April 13, 2014
State law requires that municipalities’ zoning laws be based on comprehensive planning. This is usually expressed in the form of a Comprehensive Plan (also known as a Master Plan). The Village’s current Comprehensive Plan dates from 1969.
In 2009, the Trustees created the Village of South Nyack Comprehensive Planning Board (CPB) to draft a new Village Comprehensive Plan for South Nyack. The five volunteer members worked to formulate a vision for the future of South Nyack. A survey was done of the residents and the results were used to help guide the CPB. Throughout, the CPB’s meetings were open to the public, although the public rarely attended. The CPB also briefed the Trustees regularly on their progress.
Towards the end of 2010 the CPB had coalesced on a vision and a set of goals, along with some specific recommendations. While there was consensus on the substance, the board was having trouble articulating the vision into the words for the plan documents. Also, a comprehensive plan must have an environmental impact statement. Because of these requirements, the Trustees hired a consultant to help the CPB draft the plan documents. Unfortunately the CPB was very dissatisfied with what the consultant produced. It didn’t express well what the board had intended. Shortly thereafter, the CPB suspended work on the plan.
Even though the plan remained incomplete, the main goals and proposals were supported by the Mayor and Trustees and they continued to promote key concepts.
The CPB proposed goals to promote economic sustainability and cultural sustainability for South Nyack. Their proposed a strategy to achieve these goals included a concept to redevelop Thruway Interchange 10. This came to be known as the Village of South Nyack Economic Sustainability Initiative. The initiative recommends that a feasibility study be conducted to explore the practicality of the plan. The Rockland County Legislature included the study recommendation in the Rockland County Comprehensive Plan. The study recommendation was also added to the Regional Transportation Plan (RTP) of the New York Metropolitan Transportation Council (NYMTC).
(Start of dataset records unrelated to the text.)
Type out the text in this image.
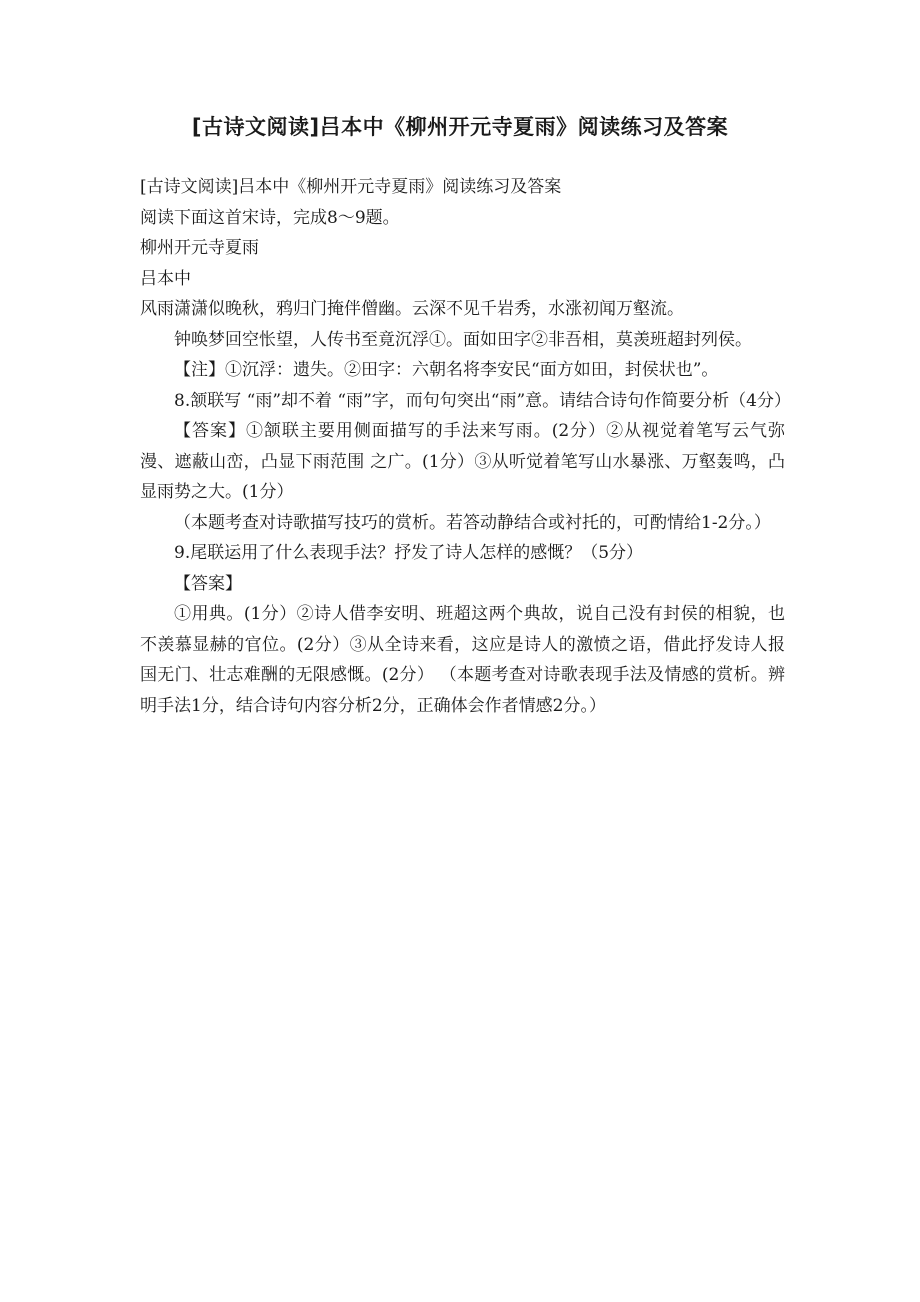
[古诗文阅读]吕本中《柳州开元寺夏雨》阅读练习及答案

[古诗文阅读]吕本中《柳州开元寺夏雨》阅读练习及答案

阅读下面这首宋诗，完成8～9题。

柳州开元寺夏雨

吕本中

风雨潇潇似晚秋，鸦归门掩伴僧幽。云深不见千岩秀，水涨初闻万壑流。

钟唤梦回空怅望，人传书至竟沉浮①。面如田字②非吾相，莫羡班超封列侯。

【注】①沉浮：遗失。②田字：六朝名将李安民“面方如田，封侯状也”。

8.颔联写 “雨”却不着 “雨”字，而句句突出“雨”意。请结合诗句作简要分析（4分）

【答案】①颔联主要用侧面描写的手法来写雨。(2分）②从视觉着笔写云气弥漫、遮蔽山峦，凸显下雨范围 之广。(1分）③从听觉着笔写山水暴涨、万壑轰鸣，凸显雨势之大。(1分）

（本题考查对诗歌描写技巧的赏析。若答动静结合或衬托的，可酌情给1-2分。）

9.尾联运用了什么表现手法？抒发了诗人怎样的感慨？（5分）

【答案】

①用典。(1分）②诗人借李安明、班超这两个典故，说自己没有封侯的相貌，也不羡慕显赫的官位。(2分）③从全诗来看，这应是诗人的激愤之语，借此抒发诗人报国无门、壮志难酬的无限感慨。(2分） （本题考查对诗歌表现手法及情感的赏析。辨明手法1分，结合诗句内容分析2分，正确体会作者情感2分。）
In 2014, the Village applied and was approved for a grant to fund the study from the New NY Bridge Project Benefit Fund.
Comprehensive Plan Goals
The CPB proposed two goals for South Nyack:
When the Thruway extension came through South Nyack in the 1950s, it eliminated virtually all of South Nyack’s commercial properties. The Village is now almost exclusively residential. Since then, the Village has had to sustain itself solely on residential property taxes. Over the years, costs keep increasing and many of our South Nyack residents have found it harder and harder to be able to afford to live here. The CPB concluded that this was fiscally unsustainable. South Nyack must find a better business model to fund the services our residents need and deserve in a way that we can all afford.
South Nyack residents like the character of the Village and want to keep it that way. South Nyack is known to be a quiet, residential community. It has diverse demographics in both income and ethnicity. Its architectural vocabulary is primarily pre-war, but somewhat eclectic. But South Nyack lacks identity. The Thruway literally bisects the village. The southwestern hillside neighborhoods, including Nyack College, are cut off from the riverside half of the village. The neighboring Village of Nyack has come to serve as South Nyack’s downtown. Although South Nyack is a riverside community, there is no significant public access to the river. South Nyack would benefit from steps to establish a unique village identity that expresses its character.
The Village of South Nyack Economic Sustainability Initiative
Prior to 2012, the project to replace the Tappan Zee Bridge replacement project was only part of a larger project to improve the I-287 corridor from Suffern to Port Chester. The larger project proposed adding a mass transit system along I-287. This would have necessitated widening the highway as it passes through South Nyack. The overpasses in South Nyack would have to be replaced. The Thruway Authority drew up preliminary plans to redesign the circular Exit 10 interchange, dramatically reducing its size. This would have freed up a large tract of land on the north side.
The CPB recognized that the reconstruction of the Thruway through South Nyack offered an opportunity to leverage that work to bring benefits to South Nyack. Mayor DuBow had proposed covering over the Thruway and building a ‘lid’ park. The CPB expanded on that concept along with the Interchange 10 redesign to refine a proposal that would foster economic and cultural sustainability for the Village.